Judith Kaufman, now a Connecticut-based pet day care and animal behavior consultant, was among those who helped run the SPCA program during its early years.
"This was a program that had to be started," Kaufman said. "When everyone in the family gets home at night, they are still too busy to play with the dog, and dogs can get bored and destructive. Dogs are able to get their mental and physical needs met in day care."
Kaufman said the SPCA's day care became popular shortly after opening. By the time she left a few years ago, there was a waiting list of more than 100 people.
Since San Francisco, Kaufman has helped set up similar day cares all over the country. Among those she worked with was Best Friends Pet Resorts and Salons, based in Norwalk, Conn. She helped the pet-care company start its day-care program, which is now offered at 10 of Best Friends' 40 centers in Massachusetts, Connecticut, New York, New Jersey, Maryland and Georgia.
Driving by Karen's K-9 Care, located along busy Route 30 about 40 miles west of Philadelphia, dogs can be seen in the yard chasing tennis balls, lounging in the sun, hanging out in groups and running around in circles.
To ensure the dogs are compatible, Bannister requires each dog be trained and socialized before entering the group.
Even though all the dogs must be spayed and neutered, the males and females are separated. Bannister offers group and private training lessons and screens the dogs before they are accepted into day care.

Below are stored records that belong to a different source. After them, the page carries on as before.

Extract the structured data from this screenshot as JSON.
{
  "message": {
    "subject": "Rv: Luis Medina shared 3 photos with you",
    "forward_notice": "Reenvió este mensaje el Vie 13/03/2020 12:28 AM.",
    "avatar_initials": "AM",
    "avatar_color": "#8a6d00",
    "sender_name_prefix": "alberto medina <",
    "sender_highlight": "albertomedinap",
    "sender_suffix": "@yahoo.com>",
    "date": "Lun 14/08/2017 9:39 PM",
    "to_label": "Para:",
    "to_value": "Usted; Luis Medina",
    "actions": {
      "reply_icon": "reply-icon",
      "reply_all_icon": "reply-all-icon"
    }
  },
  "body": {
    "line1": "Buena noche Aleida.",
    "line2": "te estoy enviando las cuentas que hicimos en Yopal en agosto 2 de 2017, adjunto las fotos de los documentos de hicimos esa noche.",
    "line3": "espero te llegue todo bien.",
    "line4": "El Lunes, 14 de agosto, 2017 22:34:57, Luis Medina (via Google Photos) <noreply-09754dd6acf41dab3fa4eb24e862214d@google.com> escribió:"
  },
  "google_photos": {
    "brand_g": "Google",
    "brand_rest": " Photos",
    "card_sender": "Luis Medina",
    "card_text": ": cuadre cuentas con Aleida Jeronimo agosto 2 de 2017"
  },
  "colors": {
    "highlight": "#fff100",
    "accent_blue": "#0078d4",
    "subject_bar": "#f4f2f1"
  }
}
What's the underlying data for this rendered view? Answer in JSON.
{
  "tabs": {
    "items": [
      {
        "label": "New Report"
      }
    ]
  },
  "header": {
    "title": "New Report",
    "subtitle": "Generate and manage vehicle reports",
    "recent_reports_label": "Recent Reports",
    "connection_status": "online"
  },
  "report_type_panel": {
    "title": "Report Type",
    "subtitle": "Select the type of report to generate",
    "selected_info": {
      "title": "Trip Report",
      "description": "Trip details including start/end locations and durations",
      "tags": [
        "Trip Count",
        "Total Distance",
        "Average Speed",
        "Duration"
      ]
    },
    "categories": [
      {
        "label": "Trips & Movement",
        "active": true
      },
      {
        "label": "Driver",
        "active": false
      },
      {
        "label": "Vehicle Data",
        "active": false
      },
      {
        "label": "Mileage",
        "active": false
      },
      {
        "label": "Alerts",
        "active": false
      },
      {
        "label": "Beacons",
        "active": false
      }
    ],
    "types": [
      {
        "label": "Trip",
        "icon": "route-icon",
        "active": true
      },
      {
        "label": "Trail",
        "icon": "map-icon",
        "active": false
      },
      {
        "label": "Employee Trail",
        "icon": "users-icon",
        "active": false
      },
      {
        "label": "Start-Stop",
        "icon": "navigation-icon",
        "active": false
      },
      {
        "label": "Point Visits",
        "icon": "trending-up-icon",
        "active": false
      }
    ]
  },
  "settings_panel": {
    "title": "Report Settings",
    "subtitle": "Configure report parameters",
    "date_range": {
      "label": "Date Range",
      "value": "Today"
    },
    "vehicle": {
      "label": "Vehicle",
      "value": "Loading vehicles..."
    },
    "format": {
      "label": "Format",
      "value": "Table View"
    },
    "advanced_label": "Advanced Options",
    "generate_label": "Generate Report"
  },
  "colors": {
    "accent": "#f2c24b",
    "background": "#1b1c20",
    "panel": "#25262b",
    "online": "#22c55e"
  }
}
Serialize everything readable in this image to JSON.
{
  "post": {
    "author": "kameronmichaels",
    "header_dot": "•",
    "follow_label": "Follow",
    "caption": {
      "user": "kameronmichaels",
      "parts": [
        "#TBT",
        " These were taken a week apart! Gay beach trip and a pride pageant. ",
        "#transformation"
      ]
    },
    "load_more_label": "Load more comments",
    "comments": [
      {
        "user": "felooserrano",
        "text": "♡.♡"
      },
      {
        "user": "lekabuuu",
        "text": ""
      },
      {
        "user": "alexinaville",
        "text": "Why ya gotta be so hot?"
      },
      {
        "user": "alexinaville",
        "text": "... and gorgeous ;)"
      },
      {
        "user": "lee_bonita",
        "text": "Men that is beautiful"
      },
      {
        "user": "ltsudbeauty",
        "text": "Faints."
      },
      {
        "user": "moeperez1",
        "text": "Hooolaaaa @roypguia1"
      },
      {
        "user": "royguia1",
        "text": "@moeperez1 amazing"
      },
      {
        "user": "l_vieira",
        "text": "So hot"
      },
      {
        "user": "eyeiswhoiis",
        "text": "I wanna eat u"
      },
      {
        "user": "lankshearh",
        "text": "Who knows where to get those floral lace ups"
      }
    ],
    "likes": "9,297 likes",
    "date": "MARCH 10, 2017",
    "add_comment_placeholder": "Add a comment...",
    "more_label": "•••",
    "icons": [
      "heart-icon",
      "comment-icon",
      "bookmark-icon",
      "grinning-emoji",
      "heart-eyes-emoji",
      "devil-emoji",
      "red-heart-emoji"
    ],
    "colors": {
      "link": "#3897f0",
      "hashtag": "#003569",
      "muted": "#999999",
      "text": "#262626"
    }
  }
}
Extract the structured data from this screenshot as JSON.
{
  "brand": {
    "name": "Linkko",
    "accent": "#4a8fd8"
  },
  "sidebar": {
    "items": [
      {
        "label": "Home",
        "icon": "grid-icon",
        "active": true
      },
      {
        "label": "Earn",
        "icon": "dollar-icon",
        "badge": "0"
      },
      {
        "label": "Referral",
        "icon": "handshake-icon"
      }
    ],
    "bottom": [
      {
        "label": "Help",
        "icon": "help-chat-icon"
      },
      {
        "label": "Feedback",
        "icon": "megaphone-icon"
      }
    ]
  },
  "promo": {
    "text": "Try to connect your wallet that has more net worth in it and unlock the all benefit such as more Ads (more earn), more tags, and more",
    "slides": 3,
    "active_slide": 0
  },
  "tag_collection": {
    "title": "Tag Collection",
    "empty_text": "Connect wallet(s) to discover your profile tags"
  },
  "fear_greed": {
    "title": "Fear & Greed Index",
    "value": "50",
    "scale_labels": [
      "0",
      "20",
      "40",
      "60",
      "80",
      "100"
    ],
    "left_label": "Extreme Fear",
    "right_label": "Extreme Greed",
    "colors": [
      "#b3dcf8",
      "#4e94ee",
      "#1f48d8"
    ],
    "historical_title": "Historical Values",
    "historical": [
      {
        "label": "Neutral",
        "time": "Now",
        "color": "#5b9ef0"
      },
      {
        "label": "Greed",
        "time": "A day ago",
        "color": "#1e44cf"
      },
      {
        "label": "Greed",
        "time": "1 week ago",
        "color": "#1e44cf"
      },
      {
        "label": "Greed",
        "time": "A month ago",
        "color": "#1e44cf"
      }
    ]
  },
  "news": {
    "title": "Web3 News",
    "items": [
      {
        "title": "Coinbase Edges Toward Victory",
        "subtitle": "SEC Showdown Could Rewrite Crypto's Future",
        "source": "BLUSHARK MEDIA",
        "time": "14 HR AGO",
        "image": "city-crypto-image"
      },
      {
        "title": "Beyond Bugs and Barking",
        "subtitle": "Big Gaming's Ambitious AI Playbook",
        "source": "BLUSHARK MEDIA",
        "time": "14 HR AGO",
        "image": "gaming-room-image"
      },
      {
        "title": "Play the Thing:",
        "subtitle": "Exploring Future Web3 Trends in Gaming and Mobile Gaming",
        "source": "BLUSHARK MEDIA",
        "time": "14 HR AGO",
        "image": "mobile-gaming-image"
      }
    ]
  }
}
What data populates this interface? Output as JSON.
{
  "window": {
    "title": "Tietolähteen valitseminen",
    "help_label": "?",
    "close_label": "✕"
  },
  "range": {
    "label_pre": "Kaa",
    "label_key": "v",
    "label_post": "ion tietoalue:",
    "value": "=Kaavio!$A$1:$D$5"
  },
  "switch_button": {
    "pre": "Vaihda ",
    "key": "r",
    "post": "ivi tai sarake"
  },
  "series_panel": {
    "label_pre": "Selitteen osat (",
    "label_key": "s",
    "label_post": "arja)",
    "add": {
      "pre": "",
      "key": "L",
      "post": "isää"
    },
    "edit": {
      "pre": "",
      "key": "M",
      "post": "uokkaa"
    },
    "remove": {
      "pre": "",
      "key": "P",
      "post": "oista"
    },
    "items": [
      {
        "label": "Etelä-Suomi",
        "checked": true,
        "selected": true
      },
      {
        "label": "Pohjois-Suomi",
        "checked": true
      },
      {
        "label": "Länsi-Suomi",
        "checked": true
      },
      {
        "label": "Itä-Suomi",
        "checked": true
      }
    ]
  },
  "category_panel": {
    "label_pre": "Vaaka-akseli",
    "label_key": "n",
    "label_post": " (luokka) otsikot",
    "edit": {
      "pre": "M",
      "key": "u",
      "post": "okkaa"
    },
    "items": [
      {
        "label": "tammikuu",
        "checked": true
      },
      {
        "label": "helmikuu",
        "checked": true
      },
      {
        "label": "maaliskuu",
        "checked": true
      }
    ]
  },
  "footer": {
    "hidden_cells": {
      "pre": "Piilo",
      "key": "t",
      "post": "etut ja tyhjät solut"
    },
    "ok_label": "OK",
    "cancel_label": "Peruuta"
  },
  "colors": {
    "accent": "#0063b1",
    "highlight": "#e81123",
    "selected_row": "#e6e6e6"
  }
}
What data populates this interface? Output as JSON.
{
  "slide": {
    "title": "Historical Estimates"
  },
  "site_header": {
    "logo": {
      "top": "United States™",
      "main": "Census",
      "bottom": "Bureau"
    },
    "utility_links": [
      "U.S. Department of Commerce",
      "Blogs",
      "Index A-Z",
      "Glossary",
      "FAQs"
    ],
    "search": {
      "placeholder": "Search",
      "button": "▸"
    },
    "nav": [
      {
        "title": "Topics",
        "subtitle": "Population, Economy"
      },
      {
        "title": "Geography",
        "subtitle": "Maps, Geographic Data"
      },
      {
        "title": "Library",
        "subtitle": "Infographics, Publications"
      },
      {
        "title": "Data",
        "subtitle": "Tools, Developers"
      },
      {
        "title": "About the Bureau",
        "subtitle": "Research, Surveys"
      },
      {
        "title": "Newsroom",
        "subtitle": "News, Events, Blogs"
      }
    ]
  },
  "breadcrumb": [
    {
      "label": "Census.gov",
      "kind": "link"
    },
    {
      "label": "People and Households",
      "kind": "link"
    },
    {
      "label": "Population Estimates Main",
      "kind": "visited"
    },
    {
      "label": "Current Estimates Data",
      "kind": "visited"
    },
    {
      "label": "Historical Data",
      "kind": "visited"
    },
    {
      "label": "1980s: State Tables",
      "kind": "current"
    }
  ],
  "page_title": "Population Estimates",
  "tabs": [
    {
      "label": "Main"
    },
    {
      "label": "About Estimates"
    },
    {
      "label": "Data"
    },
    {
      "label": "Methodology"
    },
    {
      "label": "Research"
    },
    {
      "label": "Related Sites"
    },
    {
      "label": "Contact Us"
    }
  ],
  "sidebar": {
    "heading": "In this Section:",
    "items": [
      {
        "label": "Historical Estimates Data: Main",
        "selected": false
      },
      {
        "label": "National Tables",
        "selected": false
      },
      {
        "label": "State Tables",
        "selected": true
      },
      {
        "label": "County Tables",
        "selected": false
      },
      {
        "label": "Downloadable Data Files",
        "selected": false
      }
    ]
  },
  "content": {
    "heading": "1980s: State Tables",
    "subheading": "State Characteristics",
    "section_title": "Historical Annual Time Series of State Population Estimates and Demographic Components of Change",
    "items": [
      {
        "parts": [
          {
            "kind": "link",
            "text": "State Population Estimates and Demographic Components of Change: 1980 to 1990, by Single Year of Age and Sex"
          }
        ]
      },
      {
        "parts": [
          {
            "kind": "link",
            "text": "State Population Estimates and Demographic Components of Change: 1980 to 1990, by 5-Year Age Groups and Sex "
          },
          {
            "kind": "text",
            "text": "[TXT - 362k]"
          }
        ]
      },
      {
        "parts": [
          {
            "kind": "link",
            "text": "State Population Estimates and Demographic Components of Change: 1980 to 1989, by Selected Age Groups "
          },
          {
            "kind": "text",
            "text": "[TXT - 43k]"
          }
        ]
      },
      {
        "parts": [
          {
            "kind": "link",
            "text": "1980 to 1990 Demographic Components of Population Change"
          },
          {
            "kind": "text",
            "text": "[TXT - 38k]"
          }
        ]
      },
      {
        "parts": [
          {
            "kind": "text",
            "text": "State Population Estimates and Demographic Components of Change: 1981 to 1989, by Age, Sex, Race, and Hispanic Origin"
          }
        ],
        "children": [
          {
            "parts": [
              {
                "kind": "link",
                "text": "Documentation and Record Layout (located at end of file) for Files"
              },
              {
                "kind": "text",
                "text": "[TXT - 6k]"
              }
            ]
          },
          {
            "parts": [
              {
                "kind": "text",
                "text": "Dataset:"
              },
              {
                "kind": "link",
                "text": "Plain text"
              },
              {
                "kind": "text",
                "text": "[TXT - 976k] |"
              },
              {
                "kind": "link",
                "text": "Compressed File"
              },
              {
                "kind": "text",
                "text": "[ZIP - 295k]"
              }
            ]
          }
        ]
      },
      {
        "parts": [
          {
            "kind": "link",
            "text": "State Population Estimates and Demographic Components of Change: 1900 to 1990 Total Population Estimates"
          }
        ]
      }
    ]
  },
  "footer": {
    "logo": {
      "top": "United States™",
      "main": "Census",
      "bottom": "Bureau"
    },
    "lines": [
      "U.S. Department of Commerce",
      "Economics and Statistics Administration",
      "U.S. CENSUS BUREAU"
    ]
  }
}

"A happy dog is a well-trained dog," she said. "All the dogs here get along. There are occasional dog squabbles, but they know they will get scolded if they do something wrong."
Dogs that refuse to listen are placed in time-out crates inside the facility.
Bannister said most people are willing to pay the $17 a day to send their dog to day care because they don't want to leave their pets alone.
"Dogs are people's children and they want them to be happy," she said. "People drop their dog off and say 'OK, son, have a good day,' and when they pick up their dog, they ask how he or she did. I almost feel like I should do report cards for my clients. There is a real relationship between owners and their dogs."
Bannister and 10 counselors keep the dogs busy throughout the day, playing and running. But for those dogs who tire of playing, they are free to nap inside.
Cynthia and Steven Boyd of Malvern, Pa., started bringing Kaiser, their 40-pound German shepherd, to Karen's K-9 Care in June after taking lessons from Bannister. Since then, Kaiser has been going to day care every Tuesday and Thursday.
"Kaiser gets so excited when he realizes where he is going and he's so tired at the end of the day when we pick him up," Cynthia Boyd said. "He's very happy playing with other dogs. It's nice to see him so joyful."
Nancy Peterson, an issues specialist for the Washington, D.C.-based Humane Society of the United States, said dog day cares, if run well, are a good idea.
"So many people work long hours today and dogs are by nature, pack animals and like to be in packs," Peterson said. "Day cares are a good alternative."